Dr. Ted Bromund is the Margaret Thatcher Senior Research Fellow in the Margaret Thatcher Center for Freedom in the Heritage Foundation.
There has been quite a bit of public debate about whether the defense budget should be cut along with the rest of the government as we get our deficit under control. This debate usually begins at the wrong end of the argument. The U.S. spends money on its armed forces in order to fulfill the Constitutionally-mandated requirement to provide for the common defense, and because, like all democracies, it has interests it seeks to advance. These interests are not simply material: because the U.S. was founded on the belief that the rights to life, liberty, and the pursuit of happiness are universal, our interests are defined, in part, by our values. Before critics blindly take a hacksaw to the defense budget, they should explain exactly how they propose to defend America’s citizens, interests, and values by spending less, or spell out precisely which of those responsibilities they plan to abandon.
It is important to recognize that the U.S.’s role in the world does not begin with its defense budget.
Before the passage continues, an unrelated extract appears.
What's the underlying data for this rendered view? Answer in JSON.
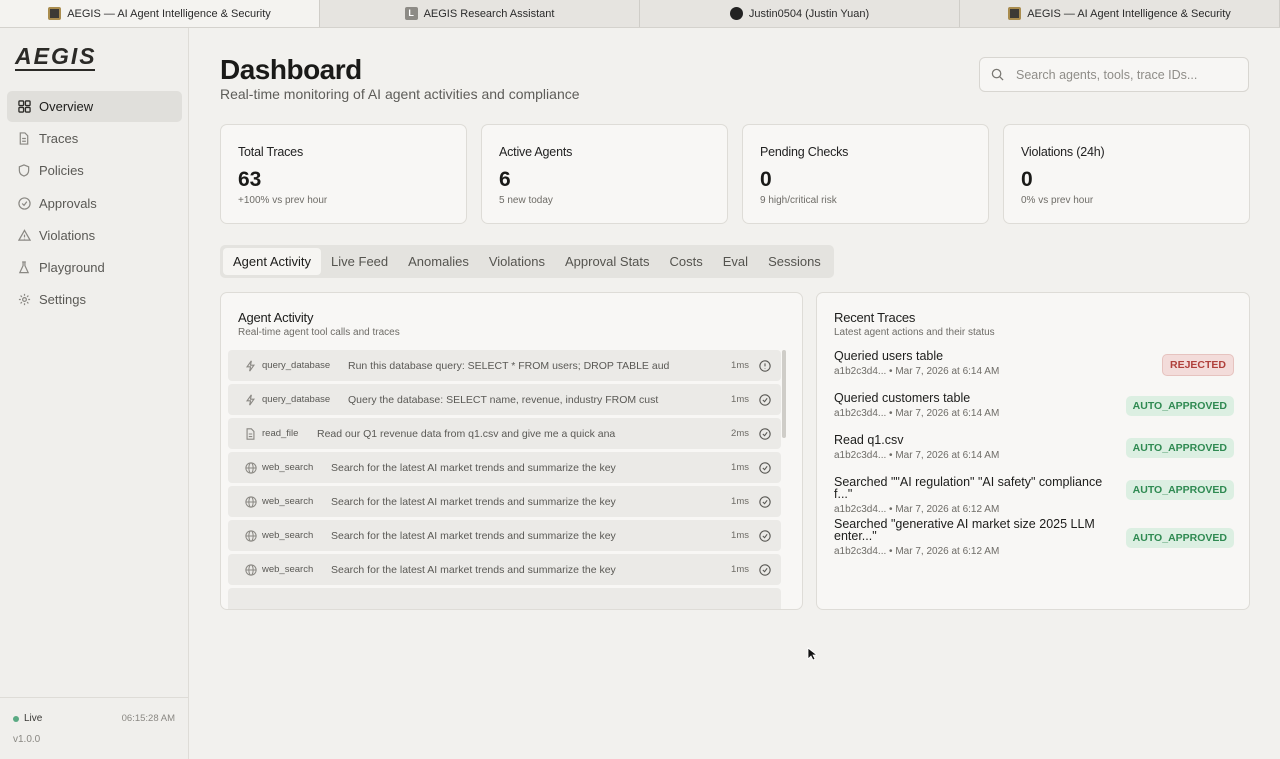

We have a substantial – though historically modest, in comparative terms – defense budget because we have substantial responsibilities. No one can deny that Congress has larded the federal budget with pork, but recognizing that tells us nothing whatsoever about America’s responsibilities, and how much we must spend – efficiently and responsibly – to meet them. The defense budget must be the manifestation of those responsibilities. The closer we get to that ideal, the better off we will be.
As we approach the opening of a new Congress, every incoming representative should understand, and be able to articulate, our fundamental foreign policy priorities, because it is these priorities that should drive the debate on defense, and much more. For foreign policy is not just about what the U.S. does with foreigners. It shapes our security as individuals, affects our well-being as consumers, and defines our future as self-governing citizens. Americans may not always care about foreign policy, but foreign policy cares about them.
The first duty of American foreign policy is to ensure the United States remains a sovereign and independent nation. Nothing was closer to the hearts of the Founding Fathers, and nothing should matter more to us. Sovereignty is a complicated word for a simple idea: it means that we make our own laws, define our own policies, and shape our own future. It means that here, the people rule. It would be a serious mistake to believe that American sovereignty will endure forever simply because it was established in 1776. America’s sovereignty will last just as long as we care for it, and no longer.